つまり、このことは何を意味しているのか?
そもそも、その「能力」において、卓越しているという「事実」が、それそのものにおいて(=アプリオリに)、価値がある、なんていうことはないのだ。多くの場合、貴族はその能力を自らの「利益」のために使う。そうである限り、それは他人には関係ない、ということになる。
この問題を考えたのは、ハンナ・アレントである。

まさに「革命」の課題は、政治的な意味における「自由」の創設にある。そうした政治的自由がはじめて生まれたのは、いうまでもなく古代ギリシアにおいてであった。

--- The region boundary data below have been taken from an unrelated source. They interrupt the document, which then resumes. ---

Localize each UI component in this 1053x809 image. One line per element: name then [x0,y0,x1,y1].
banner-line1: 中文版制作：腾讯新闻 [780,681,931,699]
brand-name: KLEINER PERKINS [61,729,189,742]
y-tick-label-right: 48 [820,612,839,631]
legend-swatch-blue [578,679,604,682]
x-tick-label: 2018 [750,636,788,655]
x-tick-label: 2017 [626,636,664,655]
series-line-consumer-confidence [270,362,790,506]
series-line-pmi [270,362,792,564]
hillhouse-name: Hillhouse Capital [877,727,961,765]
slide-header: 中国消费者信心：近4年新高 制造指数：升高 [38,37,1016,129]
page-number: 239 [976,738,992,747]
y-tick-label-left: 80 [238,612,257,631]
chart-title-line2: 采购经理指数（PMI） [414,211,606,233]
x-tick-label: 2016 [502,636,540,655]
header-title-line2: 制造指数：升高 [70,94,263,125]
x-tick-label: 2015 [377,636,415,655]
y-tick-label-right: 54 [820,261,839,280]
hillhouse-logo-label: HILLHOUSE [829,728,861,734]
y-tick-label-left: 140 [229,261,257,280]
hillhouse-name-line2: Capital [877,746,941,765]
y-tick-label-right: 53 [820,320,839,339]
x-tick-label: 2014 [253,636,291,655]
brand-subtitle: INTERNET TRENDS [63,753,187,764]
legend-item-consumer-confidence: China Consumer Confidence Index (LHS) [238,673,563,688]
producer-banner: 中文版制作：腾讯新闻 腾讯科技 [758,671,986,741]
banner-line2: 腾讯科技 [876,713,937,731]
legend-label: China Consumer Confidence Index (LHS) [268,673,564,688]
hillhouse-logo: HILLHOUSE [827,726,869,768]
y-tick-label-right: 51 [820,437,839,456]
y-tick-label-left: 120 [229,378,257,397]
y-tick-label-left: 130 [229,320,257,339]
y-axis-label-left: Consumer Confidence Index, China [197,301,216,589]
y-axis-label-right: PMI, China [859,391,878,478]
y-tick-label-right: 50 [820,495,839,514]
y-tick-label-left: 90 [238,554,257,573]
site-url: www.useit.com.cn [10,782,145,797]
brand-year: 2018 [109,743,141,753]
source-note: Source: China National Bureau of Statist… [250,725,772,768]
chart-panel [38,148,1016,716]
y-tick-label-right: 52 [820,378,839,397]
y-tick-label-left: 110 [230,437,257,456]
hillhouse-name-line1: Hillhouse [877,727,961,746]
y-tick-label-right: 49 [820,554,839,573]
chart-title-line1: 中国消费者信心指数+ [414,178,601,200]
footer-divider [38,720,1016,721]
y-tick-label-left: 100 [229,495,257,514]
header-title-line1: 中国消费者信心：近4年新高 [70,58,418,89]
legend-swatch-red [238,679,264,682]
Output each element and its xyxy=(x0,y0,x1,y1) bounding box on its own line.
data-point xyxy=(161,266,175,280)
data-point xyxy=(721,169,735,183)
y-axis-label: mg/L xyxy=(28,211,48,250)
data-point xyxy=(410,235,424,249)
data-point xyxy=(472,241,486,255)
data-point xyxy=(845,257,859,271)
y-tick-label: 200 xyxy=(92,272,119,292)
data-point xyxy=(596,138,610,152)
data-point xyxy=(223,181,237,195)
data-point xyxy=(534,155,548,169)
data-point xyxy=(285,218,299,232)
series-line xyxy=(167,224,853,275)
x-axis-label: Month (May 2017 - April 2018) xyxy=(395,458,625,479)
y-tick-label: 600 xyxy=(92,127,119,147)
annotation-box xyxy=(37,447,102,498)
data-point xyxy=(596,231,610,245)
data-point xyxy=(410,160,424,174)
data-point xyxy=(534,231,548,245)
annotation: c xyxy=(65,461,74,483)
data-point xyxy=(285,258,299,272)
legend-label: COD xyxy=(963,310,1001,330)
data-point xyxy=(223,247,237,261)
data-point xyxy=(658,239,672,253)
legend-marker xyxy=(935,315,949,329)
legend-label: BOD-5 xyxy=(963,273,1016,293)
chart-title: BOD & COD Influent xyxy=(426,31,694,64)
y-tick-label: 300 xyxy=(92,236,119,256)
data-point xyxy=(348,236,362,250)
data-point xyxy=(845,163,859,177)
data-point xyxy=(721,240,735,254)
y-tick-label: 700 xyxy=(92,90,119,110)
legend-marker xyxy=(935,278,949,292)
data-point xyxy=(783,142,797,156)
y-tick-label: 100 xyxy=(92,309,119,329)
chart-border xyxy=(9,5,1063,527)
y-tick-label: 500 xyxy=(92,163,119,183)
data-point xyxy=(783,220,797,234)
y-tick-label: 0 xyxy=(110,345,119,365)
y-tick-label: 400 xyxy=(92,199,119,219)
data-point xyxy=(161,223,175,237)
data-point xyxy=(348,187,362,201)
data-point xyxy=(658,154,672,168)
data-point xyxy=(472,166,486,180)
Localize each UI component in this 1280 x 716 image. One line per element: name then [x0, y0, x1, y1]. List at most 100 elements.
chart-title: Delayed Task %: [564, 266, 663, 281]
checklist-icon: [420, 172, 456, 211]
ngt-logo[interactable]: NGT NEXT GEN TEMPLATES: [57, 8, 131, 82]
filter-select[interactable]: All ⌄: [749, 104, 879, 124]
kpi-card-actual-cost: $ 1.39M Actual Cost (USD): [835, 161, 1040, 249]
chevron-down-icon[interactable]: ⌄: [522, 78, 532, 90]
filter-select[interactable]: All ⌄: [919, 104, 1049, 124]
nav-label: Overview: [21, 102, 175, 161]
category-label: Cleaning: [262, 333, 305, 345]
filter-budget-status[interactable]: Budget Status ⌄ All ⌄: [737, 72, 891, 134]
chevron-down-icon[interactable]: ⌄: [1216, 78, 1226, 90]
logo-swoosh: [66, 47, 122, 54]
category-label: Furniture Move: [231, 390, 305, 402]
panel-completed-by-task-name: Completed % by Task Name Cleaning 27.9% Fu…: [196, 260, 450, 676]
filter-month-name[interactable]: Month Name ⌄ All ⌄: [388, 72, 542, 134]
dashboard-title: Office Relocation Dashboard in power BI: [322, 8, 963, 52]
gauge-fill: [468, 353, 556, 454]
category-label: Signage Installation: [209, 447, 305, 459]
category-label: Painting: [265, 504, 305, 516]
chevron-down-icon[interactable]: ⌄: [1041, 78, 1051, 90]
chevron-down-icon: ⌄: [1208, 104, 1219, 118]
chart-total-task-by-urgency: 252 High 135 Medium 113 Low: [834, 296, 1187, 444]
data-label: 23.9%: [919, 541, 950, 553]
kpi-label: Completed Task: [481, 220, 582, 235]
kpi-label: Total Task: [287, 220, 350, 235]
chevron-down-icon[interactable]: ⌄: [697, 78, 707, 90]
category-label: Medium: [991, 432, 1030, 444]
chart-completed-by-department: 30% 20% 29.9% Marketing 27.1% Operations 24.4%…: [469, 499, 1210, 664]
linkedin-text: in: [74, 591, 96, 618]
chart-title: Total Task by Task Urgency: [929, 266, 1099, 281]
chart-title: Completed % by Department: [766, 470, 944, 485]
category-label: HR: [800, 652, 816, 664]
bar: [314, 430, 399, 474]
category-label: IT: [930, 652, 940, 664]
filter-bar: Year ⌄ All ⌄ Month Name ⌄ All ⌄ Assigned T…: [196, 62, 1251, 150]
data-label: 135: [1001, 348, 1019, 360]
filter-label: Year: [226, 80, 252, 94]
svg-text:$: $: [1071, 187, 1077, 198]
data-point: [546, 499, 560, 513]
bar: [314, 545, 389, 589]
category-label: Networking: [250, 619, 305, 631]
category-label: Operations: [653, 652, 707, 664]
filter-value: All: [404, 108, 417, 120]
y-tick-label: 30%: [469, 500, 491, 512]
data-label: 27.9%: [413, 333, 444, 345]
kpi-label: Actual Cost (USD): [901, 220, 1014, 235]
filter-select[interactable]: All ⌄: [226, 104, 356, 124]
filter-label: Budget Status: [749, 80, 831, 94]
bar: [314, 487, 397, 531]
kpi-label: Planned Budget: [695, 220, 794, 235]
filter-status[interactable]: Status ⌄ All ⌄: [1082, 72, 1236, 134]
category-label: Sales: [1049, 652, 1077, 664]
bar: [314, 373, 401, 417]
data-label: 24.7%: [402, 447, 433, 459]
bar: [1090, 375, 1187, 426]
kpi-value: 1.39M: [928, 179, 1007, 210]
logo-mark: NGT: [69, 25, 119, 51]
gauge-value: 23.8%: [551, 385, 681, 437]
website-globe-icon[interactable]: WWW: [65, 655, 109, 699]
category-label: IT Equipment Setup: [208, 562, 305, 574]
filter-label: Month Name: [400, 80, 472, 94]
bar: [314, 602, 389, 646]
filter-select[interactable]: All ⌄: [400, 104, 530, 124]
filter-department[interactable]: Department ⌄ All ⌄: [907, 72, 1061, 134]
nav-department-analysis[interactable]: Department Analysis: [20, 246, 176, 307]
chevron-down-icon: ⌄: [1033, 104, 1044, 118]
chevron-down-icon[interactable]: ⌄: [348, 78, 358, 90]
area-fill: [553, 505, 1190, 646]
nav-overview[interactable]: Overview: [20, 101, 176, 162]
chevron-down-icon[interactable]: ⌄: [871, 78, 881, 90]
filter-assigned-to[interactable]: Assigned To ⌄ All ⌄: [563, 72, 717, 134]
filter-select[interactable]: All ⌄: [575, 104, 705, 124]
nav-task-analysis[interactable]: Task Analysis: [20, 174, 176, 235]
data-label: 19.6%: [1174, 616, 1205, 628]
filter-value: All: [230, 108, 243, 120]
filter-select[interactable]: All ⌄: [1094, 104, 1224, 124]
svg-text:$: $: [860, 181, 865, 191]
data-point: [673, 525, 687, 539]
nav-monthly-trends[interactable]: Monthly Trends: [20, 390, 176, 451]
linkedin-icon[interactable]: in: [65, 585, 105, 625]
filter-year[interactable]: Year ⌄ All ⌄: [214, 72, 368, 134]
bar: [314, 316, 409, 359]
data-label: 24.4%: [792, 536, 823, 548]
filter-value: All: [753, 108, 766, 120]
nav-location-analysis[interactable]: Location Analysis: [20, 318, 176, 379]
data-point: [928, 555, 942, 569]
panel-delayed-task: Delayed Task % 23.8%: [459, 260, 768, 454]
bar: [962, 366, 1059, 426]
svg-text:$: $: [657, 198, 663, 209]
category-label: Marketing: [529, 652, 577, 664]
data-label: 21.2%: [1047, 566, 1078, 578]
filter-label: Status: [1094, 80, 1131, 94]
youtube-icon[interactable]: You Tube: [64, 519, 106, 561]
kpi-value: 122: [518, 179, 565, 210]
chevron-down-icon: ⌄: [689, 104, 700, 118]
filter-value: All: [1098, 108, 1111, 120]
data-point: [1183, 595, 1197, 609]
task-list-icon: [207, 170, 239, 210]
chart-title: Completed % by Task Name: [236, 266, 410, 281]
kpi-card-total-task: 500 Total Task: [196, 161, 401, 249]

政治現象としても自由は、ギリシア都市国家の出現と時を同じくして生まれた。ヘロドトス以来、それは、市民が支配者と被支配者に分化せず、無支配関係(no rule)のもとに集団生活を送っているような政治組織の一形態意味していた。この無支配という観念はイソノミアという言葉によって表現された。古代人たちが述べているところによると、いろいろな統治形態のなかでこのイソノミアの顕著な性格は支配の観念(君主制 monarchy や寡頭制 oligarchy の ---- 統治する ----からきた -archy や民主政 demoracy の ---- 支配する ---- からみた -cracy)がそれにまったく欠けている点にあった。都市国家はイソノミアであると思われていた。『民主政』という言葉は当時でも多数支配、多数者の支配を意味していたが、もともとはイソノミアに反対していた人々が作った言葉であった。
すなわち、トクヴィルの洞察にしたがってわれわれがしばしば自由に対する脅威だと考えている平等は、もともと、自由とほとんど同じものなのであった。しかし、イソノミアの言葉が示唆している法の範囲内におけるこの平等は、政治的領域そのものが財産と奴隷をもつ者にだけ開かれていた古代世界においては、ある程度まであらゆる政治活動の条件ではあったが、本来、条件の平等ではなく、公民の一団を構成している人々の平等であった。イソノミアは平等を保証したが、それはすべての人が平等に生まれ平等に作られているからではなく、反対に、人は自然において平等ではなかったからである。そこで人為的な制度たる法律によって人々を平等にする都市国家を必要としたのであった。

(牧野雅彦「アレントと政治的思考の再建」)

思想 2017年 03 月号 [雑誌]

思想 2017年 03 月号 [雑誌]

もしも、遺伝子において「差異」があるから、人間の一部を貴族として、他を奴隷と「しなければならない」と考えるなら、これは一種の自然主義であり

  • 動物主義

なのだ。それは、明治維新において、欧米のテクノロジーをいちはやく受容した薩長が、その「差異」を利用して、東アジアの朝鮮半島と中国を自らの

  • 奴隷

としようとしたことからも推論することができるであろう。
古代ギリシアのイソノミアとは、そもそも、そういった自然主義に根本から反している。大事なポイントは、そういった人々の差異があるにもかかわらず

  • あえて

支配者と被支配者の関係に人々を「分けない」ということなのだ。いわば、これが「民主主義」だと言うこともできるであろう。
よって、イソノミアは究極的に「人工的」である。人間が自らの「自然」に反して作っている。しかし、なぜそうするのか?
それは、そうしなければ「自由」を実現できないからなのだ。
よって自由は、「平等」が生みだす。自由であるためには、そういった人間の間の能力の差異を、「人工的」に社会的なルールによって制限することで、

  • 始めて

人は「自由」を手にする。つまり、イソノミアの観点からするなら、「平等」だから始めて、人は「自由」になれるのである...。